The colors: An overcast England is expected for tales of the occult, but Dave Stewart inserts bright colors into each story to highlight the supernatural. Hellboy is a beacon in crimson, often being the brightest object on the page. The horrific flashback that occurs early in the first tale is nicely tinted in orange and red to emphasize the emotions. The arrival of the Phantom Hand also introduces orange into the tale to make the gray appendage stand out even more. The final three pages are a nicely lit scene before a fireplace, with both characters cast in a nice glow, only to be overshadowed by the colors of one character’s possible future. “The Kelpie” has slightly brighter colors (Which surprised me — I don’t recall Scotland being brighter than England when I was there), but the skies are gorgeous in the opening and closing, with the night scenes wonderfully blue, and the monster a terror in mottled white. Overall grade: A+

The letters: Opening story credits, setting and character identifications, dialogue, sounds, and yells are crafted by Mignolaverse star Clem Robins. I really like seeing the story titles embedded in the first panel of each tale, as the style and location instantly created an aged and classical look.

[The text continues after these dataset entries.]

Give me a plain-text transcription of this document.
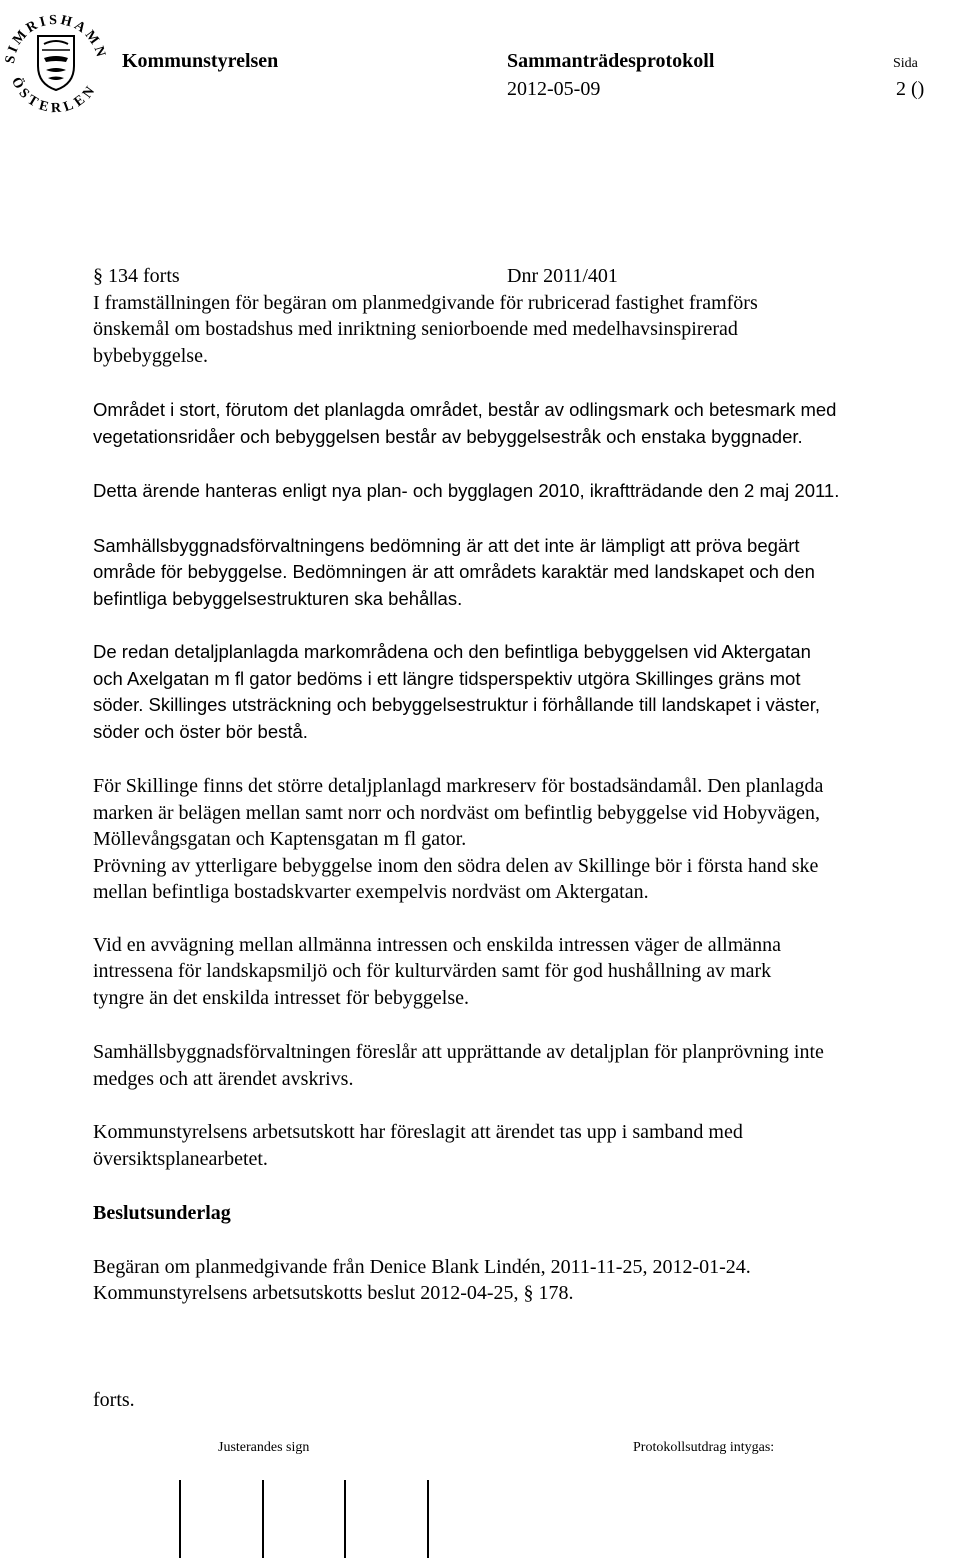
SIMRISHAMN
ÖSTERLEN
Kommunstyrelsen	Sammanträdesprotokoll	Sida
2012-05-09	2 ()
§ 134 forts	Dnr 2011/401

I framställningen för begäran om planmedgivande för rubricerad fastighet framförs

önskemål om bostadshus med inriktning seniorboende med medelhavsinspirerad

bybebyggelse.

Området i stort, förutom det planlagda området, består av odlingsmark och betesmark med

vegetationsridåer och bebyggelsen består av bebyggelsestråk och enstaka byggnader.

Detta ärende hanteras enligt nya plan- och bygglagen 2010, ikraftträdande den 2 maj 2011.

Samhällsbyggnadsförvaltningens bedömning är att det inte är lämpligt att pröva begärt

område för bebyggelse. Bedömningen är att områdets karaktär med landskapet och den

befintliga bebyggelsestrukturen ska behållas.

De redan detaljplanlagda markområdena och den befintliga bebyggelsen vid Aktergatan

och Axelgatan m fl gator bedöms i ett längre tidsperspektiv utgöra Skillinges gräns mot

söder. Skillinges utsträckning och bebyggelsestruktur i förhållande till landskapet i väster,

söder och öster bör bestå.

För Skillinge finns det större detaljplanlagd markreserv för bostadsändamål. Den planlagda

marken är belägen mellan samt norr och nordväst om befintlig bebyggelse vid Hobyvägen,

Möllevångsgatan och Kaptensgatan m fl gator.

Prövning av ytterligare bebyggelse inom den södra delen av Skillinge bör i första hand ske

mellan befintliga bostadskvarter exempelvis nordväst om Aktergatan.

Vid en avvägning mellan allmänna intressen och enskilda intressen väger de allmänna

intressena för landskapsmiljö och för kulturvärden samt för god hushållning av mark

tyngre än det enskilda intresset för bebyggelse.

Samhällsbyggnadsförvaltningen föreslår att upprättande av detaljplan för planprövning inte

medges och att ärendet avskrivs.

Kommunstyrelsens arbetsutskott har föreslagit att ärendet tas upp i samband med

översiktsplanearbetet.

Beslutsunderlag

Begäran om planmedgivande från Denice Blank Lindén, 2011-11-25, 2012-01-24.

Kommunstyrelsens arbetsutskotts beslut 2012-04-25, § 178.

forts.

Justerandes sign	Protokollsutdrag intygas:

The sounds are stellar, but the whisper at the bottom of Page 3 was a bit of dialogue that I “heard” when I read it. Overall grade: A+

The final line: Two stories for the price of one that take readers to one of Hellboy’s earlier adventures and illustrates the power that his character has to create thrills and scares. Overall grade: A+

Patrick Hayes was a contributor to the Comic Buyer's Guide for several years with "It's Bound to Happen!" and he's reviewed comics for TrekWeb and TrekCore. He's taught 8th graders English for 20 years and has taught high school English for five years and counting. He reads everything as often as he can, when not grading papers or looking up Star Trek, Star Wars, or Indiana Jones items online.